Zhao Guangjun answers a phone call outside the volunteer office. [Xinhua]

Zhao started volunteering as a social worker in 1998, when he was a property management worker with a monthly salary of 1800 yuan (about US$288). Since then, he has successfully nudged more than 1200 troubled juveniles in the right direction and saved hundreds of would-be suicides from actually killing themselves. What's more, he has been constantly taking care of over 60 elderly people who have no family to rely on, helping them with their grocery shopping, cooking, cleaning and sometimes even nursing care.

Once a troubled teenager himself, Zhao Guangjun tends to pay special attention to those kids who remind him of himself at that age.

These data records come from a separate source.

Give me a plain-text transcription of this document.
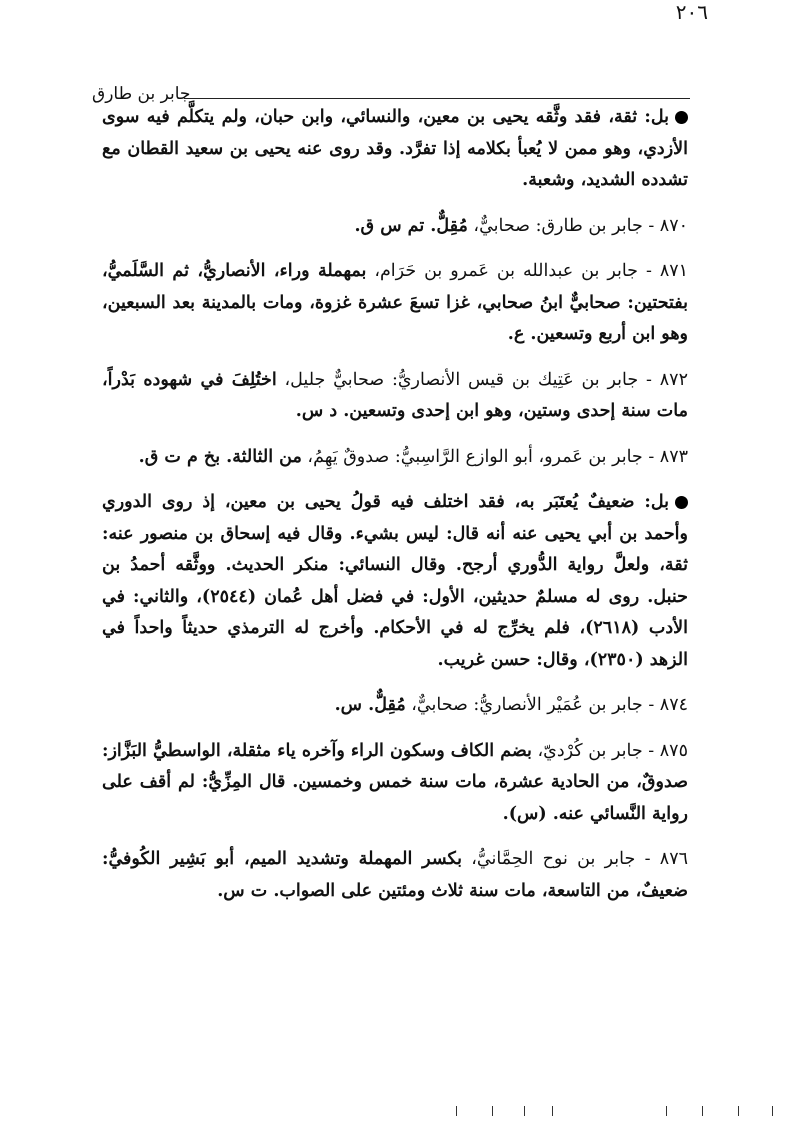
٢٠٦
جابر بن طارق

بل: ثقة، فقد وثَّقه يحيى بن معين، والنسائي، وابن حبان، ولم يتكلَّم فيه سوى الأزدي، وهو ممن لا يُعبأ بكلامه إذا تفرَّد. وقد روى عنه يحيى بن سعيد القطان مع تشدده الشديد، وشعبة.

٨٧٠ - جابر بن طارق: صحابيٌّ، مُقِلٌّ. تم س ق.

٨٧١ - جابر بن عبدالله بن عَمرو بن حَرَام، بمهملة وراء، الأنصاريُّ، ثم السَّلَميُّ، بفتحتين: صحابيٌّ ابنُ صحابي، غزا تسعَ عشرة غزوة، ومات بالمدينة بعد السبعين، وهو ابن أربع وتسعين. ع.

٨٧٢ - جابر بن عَتِيك بن قيس الأنصاريُّ: صحابيٌّ جليل، اختُلِفَ في شهوده بَدْراً، مات سنة إحدى وستين، وهو ابن إحدى وتسعين. د س.

٨٧٣ - جابر بن عَمرو، أبو الوازع الرَّاسِبيُّ: صدوقٌ يَهِمُ، من الثالثة. بخ م ت ق.

بل: ضعيفٌ يُعتَبَر به، فقد اختلف فيه قولُ يحيى بن معين، إذ روى الدوري وأحمد بن أبي يحيى عنه أنه قال: ليس بشيء. وقال فيه إسحاق بن منصور عنه: ثقة، ولعلَّ رواية الدُّوري أرجح. وقال النسائي: منكر الحديث. ووثَّقه أحمدُ بن حنبل. روى له مسلمٌ حديثين، الأول: في فضل أهل عُمان (٢٥٤٤)، والثاني: في الأدب (٢٦١٨)، فلم يخرِّج له في الأحكام. وأخرج له الترمذي حديثاً واحداً في الزهد (٢٣٥٠)، وقال: حسن غريب.

٨٧٤ - جابر بن عُمَيْر الأنصاريُّ: صحابيٌّ، مُقِلٌّ. س.

٨٧٥ - جابر بن كُرْديّ، بضم الكاف وسكون الراء وآخره ياء مثقلة، الواسطيُّ البَزَّاز: صدوقٌ، من الحادية عشرة، مات سنة خمس وخمسين. قال المِزِّيُّ: لم أقف على رواية النَّسائي عنه. (س).

٨٧٦ - جابر بن نوح الحِمَّانيُّ، بكسر المهملة وتشديد الميم، أبو بَشِير الكُوفيُّ: ضعيفٌ، من التاسعة، مات سنة ثلاث ومئتين على الصواب. ت س.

Zhao talks with these delinquent youngsters, using his own experience as an example to connect to, and correct, them. With his help, many kids have successfully managed to change their lives, and some of them have even followed in his footsteps and went on to become volunteers themselves in order to help others.  

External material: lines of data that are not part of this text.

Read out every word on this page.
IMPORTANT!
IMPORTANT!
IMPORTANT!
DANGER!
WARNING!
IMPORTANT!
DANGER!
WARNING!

During his work as a volunteer, Zhao finds that many people are capable of committing suicide when they have no way to relieve the pressure during difficult times. Therefore, in 2004, Zhao -- in a very bold move- printed his mobile phone number in the media and established the Life Hotline to provide psychological counseling services to those in need.

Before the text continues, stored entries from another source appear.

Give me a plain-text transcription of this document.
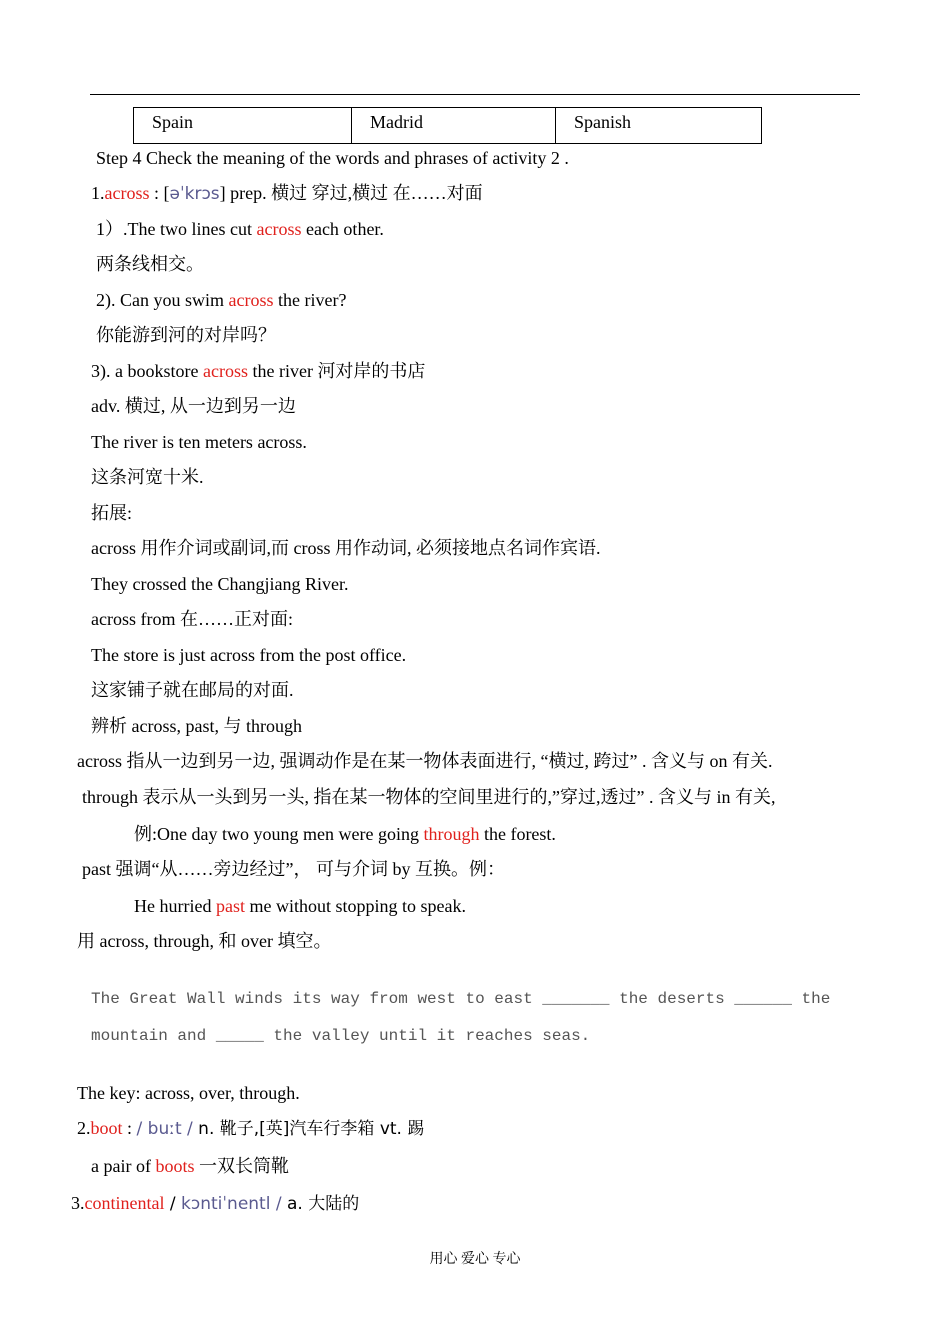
Spain	Madrid	Spanish
Step 4 Check the meaning of the words and phrases of activity 2 .
1.across : [əˈkrɔs] prep. 横过 穿过,横过 在……对面
1）.The two lines cut across each other.
两条线相交。
2). Can you swim across the river?
你能游到河的对岸吗？
3). a bookstore across the river 河对岸的书店
adv. 横过, 从一边到另一边
The river is ten meters across.
这条河宽十米.
拓展:
across 用作介词或副词,而 cross 用作动词, 必须接地点名词作宾语.
They crossed the Changjiang River.
across from 在……正对面:
The store is just across from the post office.
这家铺子就在邮局的对面.
辨析 across, past, 与 through
across 指从一边到另一边, 强调动作是在某一物体表面进行, “横过, 跨过” . 含义与 on 有关.
through 表示从一头到另一头, 指在某一物体的空间里进行的,”穿过,透过” . 含义与 in 有关,
例:One day two young men were going through the forest.
past 强调“从……旁边经过”， 可与介词 by 互换。例：
He hurried past me without stopping to speak.
用 across, through, 和 over 填空。
The Great Wall winds its way from west to east _______ the deserts ______ the
mountain and _____ the valley until it reaches seas.
The key: across, over, through.
2.boot : / buːt / n. 靴子,[英]汽车行李箱 vt. 踢
a pair of boots 一双长筒靴
3.continental / kɔntiˈnentl / a. 大陆的
用心 爱心 专心
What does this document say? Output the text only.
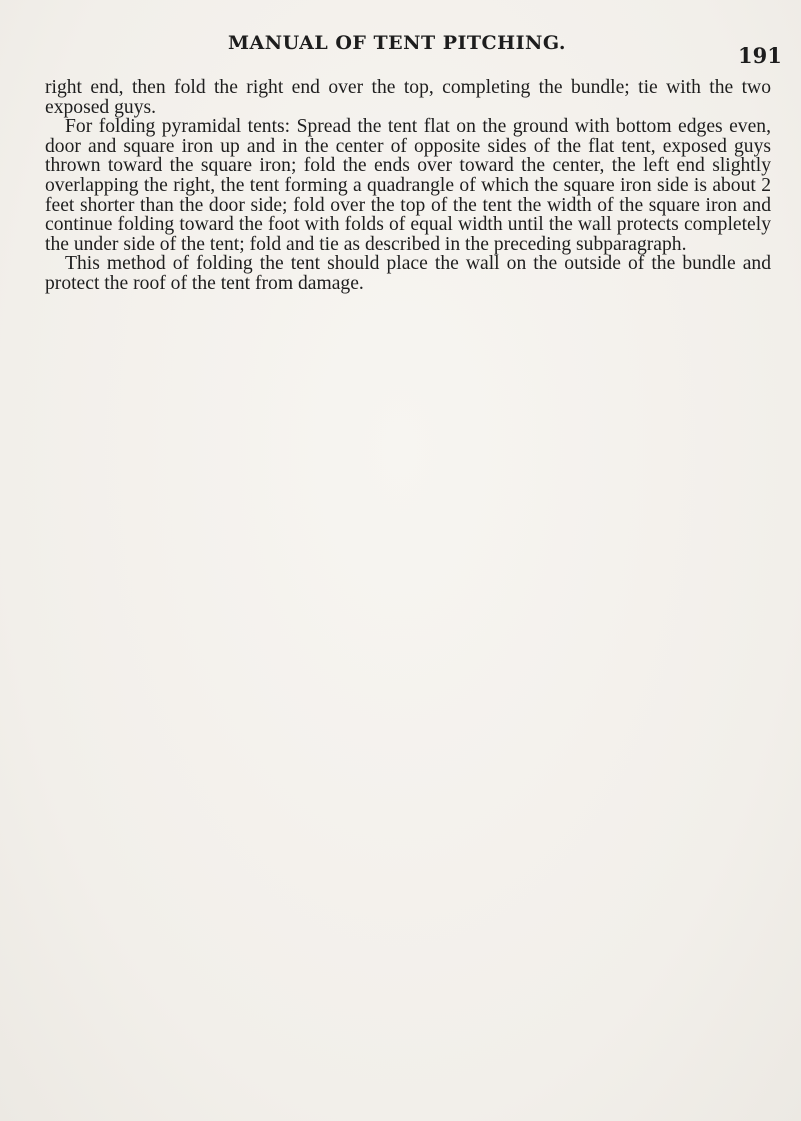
MANUAL OF TENT PITCHING.	191

right end, then fold the right end over the top, completing the bundle; tie with the two exposed guys.

For folding pyramidal tents: Spread the tent flat on the ground with bottom edges even, door and square iron up and in the center of opposite sides of the flat tent, exposed guys thrown toward the square iron; fold the ends over toward the center, the left end slightly overlapping the right, the tent forming a quadrangle of which the square iron side is about 2 feet shorter than the door side; fold over the top of the tent the width of the square iron and continue folding toward the foot with folds of equal width until the wall protects completely the under side of the tent; fold and tie as described in the preceding subparagraph.

This method of folding the tent should place the wall on the outside of the bundle and protect the roof of the tent from damage.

"Suicides are usually provoked by a fleeting idea. All these people need at that very moment is a helping hand," Zhao said. That is why he shows great patience when answering every call for help and never gives up persuading the would-be suicides to abandon their desperate plans.

During the hotline's early years, Zhao Guangjun only slept 3 to 4 hours a day. Sometimes he wasn't able to sleep at all due to taking all those long midnight phone calls. As a result of long-term fatigue and loss of sleep , Zhao suffered from high blood pressure, myocarditis and serious lumbar muscle strain.

In 2007, the Guangzhou Young Volunteers Association established a team of volunteers as well as a hotline studio, both named after Zhao Guangjun, to help him with his work. So far, the studio's staff has grown from a mere 30 members in the early days to the current number of 150, consisting of students, doctors, lawyers, laid-off workers and civil servants.

For Zhao Guangjun, true happiness is doing the best to help those in need. Now, as one of the delegates selected to attend the CPC's 18th National Congress, he finds himself having even less time than before. "I am just an ordinary person, doing ordinary things. What sets me apart is the great responsibility this task places on my shoulders," Zhao said.